Je recopie des textes de 2022. Sans enthousiasme. Peut-être qu’il faudra avoir le réflexe de tout effacer au dernier moment, ne rien laisser, pas la moindre trace de ces bêtises. Et je ne vois pas de Max à l’entour qui l’empêcherait, qui sauverait tout cela. Ce sentiment double de joie et de désespoir que procure l’écriture, et cette obstination à persister. Comme le fameux K qui veut rencontrer le maître du Château, alors qu’il sait déjà pertinemment que c’est impossible. Que cette impossibilité fonde tout le texte. Prendre de la distance par tous les moyens possibles entre ce moment où j’écris et cet autre où le texte se publie est déjà une action mise en place. Le but semble pratique à l’origine, de ne pas me retrouver à cours de texte pour conserver le rythme des publications quotidiennes auxquelles je veux, pour des raisons assez obscures, me plier. Mais je crois qu’il y a plus qu’un aspect pratique à planifier ainsi ces publications dans l’avenir. Une façon de prendre une distance aussi, comme malgré moi, comme à regret aussi bien souvent. C’est à dire une injonction silencieuse à me détacher ainsi de l’immédiate jouissance d’écrire et de publier tout de go. Ce qui me rappelle à quel point je suis d’une lenteur désespérante alors que je m’imagine souvent, ou je me suis imaginé plutôt tout le contraire.

Un nouveau cycle d’écriture sur la nouvelle avec F. Qui ne commence pas bien puisque je ne suis pas parvenu à publier sur la plateforme collective ce prologue, sorte de collection de post-it concernant l’art de ranger ses livres. J’y ai tout de suite vu comme un signe. Un signe que je ne devais sans doute plus participer à cet ensemble. Que je devais m’en éloigner, de cela aussi. Aussi je n’ai pas cherché trop loin les raisons de l’obstacle. J’ai refermé le site et j’ai continué ma journée sans même y repenser. C’est maintenant que j’écris ces lignes que je veux bien m’en souvenir ; que je retrouve le même tiraillement entre le fait de participer ou de ne pas participer à cette nouvelle aventure collective. Ce même tiraillement entre la joie et le dépit.

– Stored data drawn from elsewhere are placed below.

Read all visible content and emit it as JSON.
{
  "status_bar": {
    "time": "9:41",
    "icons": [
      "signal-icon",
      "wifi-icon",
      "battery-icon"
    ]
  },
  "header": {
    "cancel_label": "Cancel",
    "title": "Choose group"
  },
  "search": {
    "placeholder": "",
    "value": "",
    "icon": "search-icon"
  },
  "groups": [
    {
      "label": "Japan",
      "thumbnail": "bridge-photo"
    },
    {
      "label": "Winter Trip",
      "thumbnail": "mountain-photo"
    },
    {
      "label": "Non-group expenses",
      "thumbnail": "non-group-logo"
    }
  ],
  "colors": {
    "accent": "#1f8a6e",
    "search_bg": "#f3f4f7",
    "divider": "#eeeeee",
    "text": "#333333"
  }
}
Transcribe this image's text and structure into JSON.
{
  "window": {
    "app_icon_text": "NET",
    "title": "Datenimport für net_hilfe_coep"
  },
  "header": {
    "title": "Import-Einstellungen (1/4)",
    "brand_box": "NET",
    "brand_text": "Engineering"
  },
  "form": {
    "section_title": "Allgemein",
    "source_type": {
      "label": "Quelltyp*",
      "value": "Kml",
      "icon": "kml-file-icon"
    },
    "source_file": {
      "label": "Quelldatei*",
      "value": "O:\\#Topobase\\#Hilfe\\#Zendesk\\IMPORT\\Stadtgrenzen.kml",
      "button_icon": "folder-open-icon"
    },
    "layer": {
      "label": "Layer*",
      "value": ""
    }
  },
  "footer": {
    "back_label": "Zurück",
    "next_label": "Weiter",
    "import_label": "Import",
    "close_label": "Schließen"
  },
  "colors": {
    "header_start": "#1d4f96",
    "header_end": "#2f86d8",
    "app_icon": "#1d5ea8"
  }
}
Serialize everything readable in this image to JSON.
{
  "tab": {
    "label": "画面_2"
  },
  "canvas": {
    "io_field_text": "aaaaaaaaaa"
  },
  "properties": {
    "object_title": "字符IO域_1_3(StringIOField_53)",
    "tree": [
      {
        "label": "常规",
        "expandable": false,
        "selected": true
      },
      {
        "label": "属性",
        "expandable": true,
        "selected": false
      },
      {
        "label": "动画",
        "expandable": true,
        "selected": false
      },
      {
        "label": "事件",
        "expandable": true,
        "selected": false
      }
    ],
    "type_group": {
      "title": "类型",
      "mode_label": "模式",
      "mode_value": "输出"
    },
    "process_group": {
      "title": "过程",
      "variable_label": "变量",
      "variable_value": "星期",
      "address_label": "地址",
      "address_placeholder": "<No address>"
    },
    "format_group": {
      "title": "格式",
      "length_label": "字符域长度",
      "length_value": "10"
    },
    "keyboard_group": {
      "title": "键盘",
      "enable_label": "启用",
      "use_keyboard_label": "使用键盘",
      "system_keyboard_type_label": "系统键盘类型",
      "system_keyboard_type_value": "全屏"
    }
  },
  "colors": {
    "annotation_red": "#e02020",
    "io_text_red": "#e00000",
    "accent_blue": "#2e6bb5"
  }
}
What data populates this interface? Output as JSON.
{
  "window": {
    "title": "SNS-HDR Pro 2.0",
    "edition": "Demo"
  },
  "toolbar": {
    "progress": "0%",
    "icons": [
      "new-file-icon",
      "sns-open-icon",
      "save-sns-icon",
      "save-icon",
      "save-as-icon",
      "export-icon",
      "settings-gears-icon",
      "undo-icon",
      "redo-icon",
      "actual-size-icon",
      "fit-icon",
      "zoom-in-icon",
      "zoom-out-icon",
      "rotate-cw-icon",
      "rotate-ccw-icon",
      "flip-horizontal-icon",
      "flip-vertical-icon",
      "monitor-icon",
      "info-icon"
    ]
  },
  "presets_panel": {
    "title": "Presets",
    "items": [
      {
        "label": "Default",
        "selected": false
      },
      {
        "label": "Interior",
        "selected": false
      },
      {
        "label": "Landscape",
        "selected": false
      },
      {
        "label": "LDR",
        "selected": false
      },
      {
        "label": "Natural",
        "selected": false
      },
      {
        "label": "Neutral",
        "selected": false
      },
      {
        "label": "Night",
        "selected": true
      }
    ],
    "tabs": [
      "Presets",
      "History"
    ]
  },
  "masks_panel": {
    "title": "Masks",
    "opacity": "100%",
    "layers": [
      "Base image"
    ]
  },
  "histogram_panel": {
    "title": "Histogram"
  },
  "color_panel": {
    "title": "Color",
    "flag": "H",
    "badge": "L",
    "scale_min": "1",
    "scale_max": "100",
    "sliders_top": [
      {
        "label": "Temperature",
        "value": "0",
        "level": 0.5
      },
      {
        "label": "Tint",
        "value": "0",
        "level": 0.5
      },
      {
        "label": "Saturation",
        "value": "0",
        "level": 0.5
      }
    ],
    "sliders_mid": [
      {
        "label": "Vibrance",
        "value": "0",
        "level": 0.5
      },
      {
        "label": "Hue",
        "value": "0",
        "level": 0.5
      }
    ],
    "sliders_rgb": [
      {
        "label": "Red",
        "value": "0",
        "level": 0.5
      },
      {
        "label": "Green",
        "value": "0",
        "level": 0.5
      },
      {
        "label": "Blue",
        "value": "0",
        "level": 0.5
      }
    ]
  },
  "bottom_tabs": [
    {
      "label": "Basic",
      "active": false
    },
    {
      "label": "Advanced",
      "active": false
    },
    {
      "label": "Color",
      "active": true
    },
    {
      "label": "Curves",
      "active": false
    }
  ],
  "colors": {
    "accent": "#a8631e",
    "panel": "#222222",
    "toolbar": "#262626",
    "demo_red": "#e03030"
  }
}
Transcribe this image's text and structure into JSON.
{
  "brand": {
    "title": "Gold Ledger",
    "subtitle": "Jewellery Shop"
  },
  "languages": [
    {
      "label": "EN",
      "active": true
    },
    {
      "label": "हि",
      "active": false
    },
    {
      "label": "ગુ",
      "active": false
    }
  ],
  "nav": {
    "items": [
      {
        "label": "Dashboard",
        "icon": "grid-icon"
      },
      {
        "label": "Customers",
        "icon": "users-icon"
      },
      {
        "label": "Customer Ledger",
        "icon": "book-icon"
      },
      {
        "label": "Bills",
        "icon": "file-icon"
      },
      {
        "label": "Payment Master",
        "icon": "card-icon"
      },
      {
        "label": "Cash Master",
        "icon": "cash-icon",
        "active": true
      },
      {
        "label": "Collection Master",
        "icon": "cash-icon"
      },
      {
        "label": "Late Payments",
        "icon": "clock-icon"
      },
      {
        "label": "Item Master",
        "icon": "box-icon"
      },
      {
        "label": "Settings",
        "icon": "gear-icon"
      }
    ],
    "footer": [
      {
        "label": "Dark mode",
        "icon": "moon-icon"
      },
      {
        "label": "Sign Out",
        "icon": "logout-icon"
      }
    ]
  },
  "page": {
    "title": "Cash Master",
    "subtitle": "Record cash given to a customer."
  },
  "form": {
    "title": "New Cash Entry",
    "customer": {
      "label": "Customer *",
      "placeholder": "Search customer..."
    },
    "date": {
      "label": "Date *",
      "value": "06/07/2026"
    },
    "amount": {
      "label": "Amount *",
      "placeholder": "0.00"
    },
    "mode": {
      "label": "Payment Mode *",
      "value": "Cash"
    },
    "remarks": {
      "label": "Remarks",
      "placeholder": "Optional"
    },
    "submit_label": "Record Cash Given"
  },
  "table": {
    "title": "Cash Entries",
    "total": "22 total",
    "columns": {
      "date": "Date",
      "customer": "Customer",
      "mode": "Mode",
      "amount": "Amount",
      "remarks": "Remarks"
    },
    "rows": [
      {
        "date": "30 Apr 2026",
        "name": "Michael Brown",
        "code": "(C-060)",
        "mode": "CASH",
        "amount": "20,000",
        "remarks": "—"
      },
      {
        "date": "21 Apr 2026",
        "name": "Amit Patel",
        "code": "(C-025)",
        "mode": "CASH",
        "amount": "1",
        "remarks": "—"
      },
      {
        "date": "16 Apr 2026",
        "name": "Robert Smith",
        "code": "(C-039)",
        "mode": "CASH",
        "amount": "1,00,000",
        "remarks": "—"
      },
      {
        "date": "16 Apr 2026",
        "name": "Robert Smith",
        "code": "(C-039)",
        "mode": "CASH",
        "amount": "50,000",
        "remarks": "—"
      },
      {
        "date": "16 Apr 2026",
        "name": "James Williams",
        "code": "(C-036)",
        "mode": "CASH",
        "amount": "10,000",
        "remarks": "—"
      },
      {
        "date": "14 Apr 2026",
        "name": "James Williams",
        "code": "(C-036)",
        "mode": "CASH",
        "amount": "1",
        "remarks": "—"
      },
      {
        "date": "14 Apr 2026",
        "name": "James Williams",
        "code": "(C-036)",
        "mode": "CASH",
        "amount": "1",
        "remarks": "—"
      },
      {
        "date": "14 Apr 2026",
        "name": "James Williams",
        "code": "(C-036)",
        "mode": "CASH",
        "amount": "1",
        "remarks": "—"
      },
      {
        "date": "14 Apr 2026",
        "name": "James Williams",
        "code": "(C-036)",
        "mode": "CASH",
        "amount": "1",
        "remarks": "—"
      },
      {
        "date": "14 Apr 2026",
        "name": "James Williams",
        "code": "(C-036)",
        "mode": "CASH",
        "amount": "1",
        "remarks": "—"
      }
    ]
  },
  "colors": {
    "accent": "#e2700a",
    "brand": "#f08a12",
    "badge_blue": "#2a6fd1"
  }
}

La hantise du bavardage voire du ragot, de la médisance, enfin, d’une certaine bassesse qui s’écrit parfois avec une extrême facilité. C’est ce dont je ne voudrais pas. Mais qui ne me lâche pas la jambe comme un roquet. Quelle image de l’écriture ai-je donc qui la place sur un plan irréel, une élégance inatteignable parce que pour se poursuivre elle nécessite justement de ne jamais toucher au but.

Toutes ces pensées, confondues avec des médiations et qui ne sont en somme que ruminations ne font pas un sujet d’écriture. A moins de posséder le génie d’un Gogol, d’un Dostoïevski. Je repense à cette nouvelle où un employé se rend chaque jour à son bureau en empruntant la perspective Nevsky à Saint Pétersbourg et qui maugrée contre un homme, toujours le même qui ne lui cède pas le passage. Toute la nouvelle est fondée sur la rumination de cet homme, sur son ressentiment, sur cette envie de vengeance, de prendre une revanche. Je n’aimerais pas être cet homme là, et pourtant à bien y penser en grande partie je le suis, bien sur que je le suis. C’est exactement là où je perds le principal de mon temps.

Quelle image de l’écrivain n’ai-je encore pas détruite en moi que je ne puisse écrire encore comme je veux écrire du fond de moi-même. Et comment écrire ce genre de chose sans passer pour un idiot fini. Comment le publier au regard des autres comme pour dire voyez ce que je suis, je ne suis que ça, rien d’autre, et je suis tout à fait d’accord avec vos observations les plus acerbes à mon encontre. Puis soudain ce retrait qui m’entraine à vouloir tout biffer, tout effacer, tout détruire, pour m’enterrer tout seul au plus profond d’une solitude dont je ne pourrai jamais même si j’y mets de la bonne volonté, ressortir. L’expérience de ce blog est enrichissante par son envers ; On imagine s’élancer vers le monde en publiant des articles qui veulent dire une vérité puis on comprend que cette vérité ne regarde que soi, qu’elle n’intéresse personne d’autre, pas même ceux qui parfois sont mine de s’y intéresser. D’ailleurs le temps, la distance, la régularité finissent, en creusant l’écart avec une certaine volatilité des lectures des lecteurs à nous permettre de poser le doigt sur quelque chose de très spécial : ce trou que l’on creuse comme une tombe, et dont on n’aimerait pas qu’il s’achève en mausolée.